Functional Design Choice:
Most home designs seek to add as many windows as possible to allow light in; however, in many situations, depending on your home orientation, the windows may be letting in too much light and creating glare for all or at least parts of the day.
Expanded Mesh as a Residential Screen:
This home, called Civitas, was designed by Archimania, with guiding principles from the AIA Committee on the Environment to establish strong sustainability goals focused on equitable solutions, conservation and reclamation, onsite renewable energy, wellness and health, as well as adaptability to change. Civitas functions as a living laboratory and an immersive tool for experimental thinking. It provides performance data that can be analyzed over time and under changing conditions, revealing the broad applicability of high-performance design strategies across a variety of building types and scales. This Memphis home ultimately was the first residential home to achieve zero energy and zero carbon status, and ILFI and LEED Platinum certification.

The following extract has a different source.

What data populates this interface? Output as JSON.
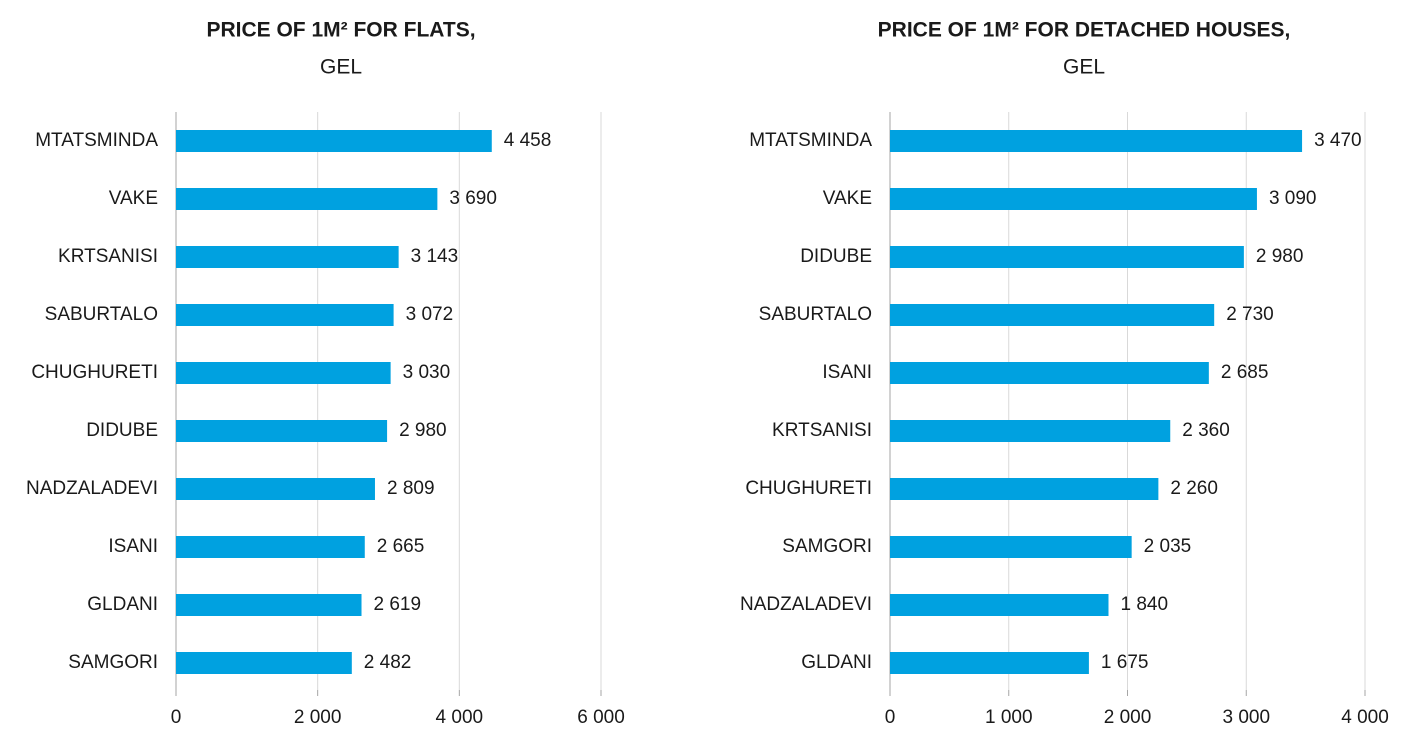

This home’s unique design features beautiful vistas of the Mississippi River and lots of windows to enjoy that view. Using AMICO Architectural Metals’ APEX03 expanded mesh and gradient mesh creates a perimeter screen.

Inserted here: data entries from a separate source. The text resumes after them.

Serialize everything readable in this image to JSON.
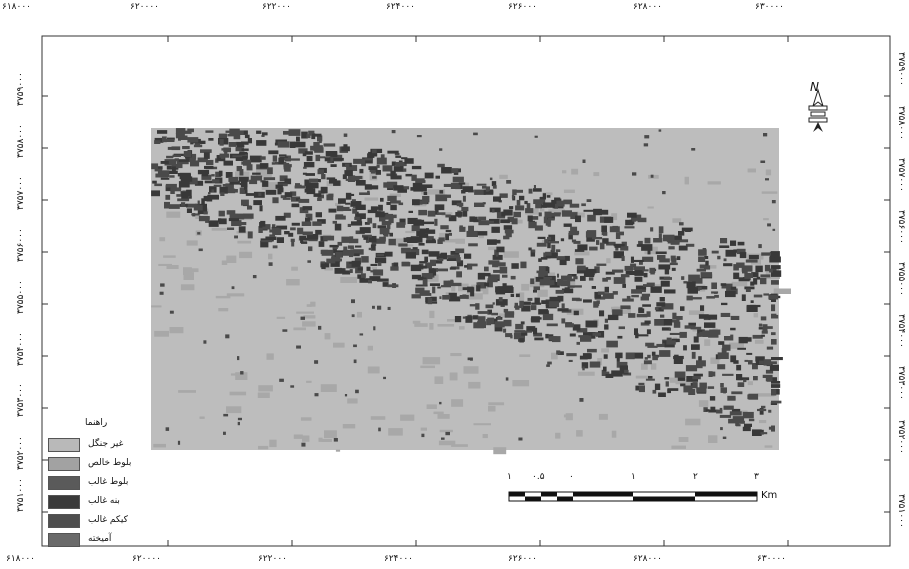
{
  "map": {
    "x_ticks": [
      "۶۱۸۰۰۰",
      "۶۲۰۰۰۰",
      "۶۲۲۰۰۰",
      "۶۲۴۰۰۰",
      "۶۲۶۰۰۰",
      "۶۲۸۰۰۰",
      "۶۳۰۰۰۰"
    ],
    "y_ticks_left": [
      "۳۷۵۱۰۰۰",
      "۳۷۵۲۰۰۰",
      "۳۷۵۳۰۰۰",
      "۳۷۵۴۰۰۰",
      "۳۷۵۵۰۰۰",
      "۳۷۵۶۰۰۰",
      "۳۷۵۷۰۰۰",
      "۳۷۵۸۰۰۰",
      "۳۷۵۹۰۰۰"
    ],
    "north_label": "N",
    "legend": {
      "title": "راهنما",
      "items": [
        {
          "label": "غیر جنگل",
          "color": "#b9b9b9"
        },
        {
          "label": "بلوط خالص",
          "color": "#a2a2a2"
        },
        {
          "label": "بلوط غالب",
          "color": "#5a5a5a"
        },
        {
          "label": "بنه غالب",
          "color": "#3a3a3a"
        },
        {
          "label": "کیکم غالب",
          "color": "#4e4e4e"
        },
        {
          "label": "آمیخته",
          "color": "#6a6a6a"
        }
      ]
    },
    "scale_bar": {
      "labels": [
        "۱",
        "۰.۵",
        "۰",
        "۱",
        "۲",
        "۳"
      ],
      "unit": "Km"
    },
    "raster_colors": {
      "background": "#bdbdbd",
      "light": "#a8a8a8",
      "dark": "#4a4a4a",
      "darker": "#383838"
    }
  }
}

First, on one side, the mesh is used as a privacy screen that provides some visual separation from nearby neighbors. Along with that comes some extremely graceful shadowing inside the space that provides an elegant, unexpected play of light.
Screens on the front of the home serve as a sunshade as the sun sets in the western sky in the afternoon. The mesh provides shade very nicely while simultaneously offering openness to maintain an open feel. Two additional features about this sunshade make it unique. First, it uses a gradient mesh to maximize opacity in the areas of the panel that will impact the shading the most, making the panel as visually light and open as possible. The aluminum expanded mesh panel is welded into a frame, which is then placed in a track. This track system allows for the lightweight aluminum to be easily moved in the track to the best location to match the sun’s location during different seasons, while maximizing the view out onto the river.
Why does sunshading matter?
- Natural Light: As LEDs evolve, we are getting further and further away from natural light. Natural light from the sun will make every home feel more comfortable and effortless. Research is showing that LED lighting may ultimately be bad for the human eye. Additionally, our bodies understand the need for natural light, as many studies have proven the positive impact of natural light on both physical and mental health. Designing a home like Civitas with so many windows, but with specific passive control elements for the light, is critical. Unmanaged light will create glare and unnecessary heat gain. With effective management of light with passive sunshade screens, a home’s reliance on harsh LED lighting can be minimized.
- Reducing Head Gain: The expanded mesh screen also reduces the heat gain into the home. The shading will ultimately reduce the burden on your HVAC system, leading to reduced energy consumption and carbon reduction.
- Shadows: The element of shadowing in your home can be a design feature unto itself. Expanded mesh’s unique, almost organic form creates a playful shadow that nearly mimics leaves on a tree. Laser cut panels, as well, can provide a wide array of show and light effects with the flexibility of that metal forming process, cutting an infinite variability of shapes.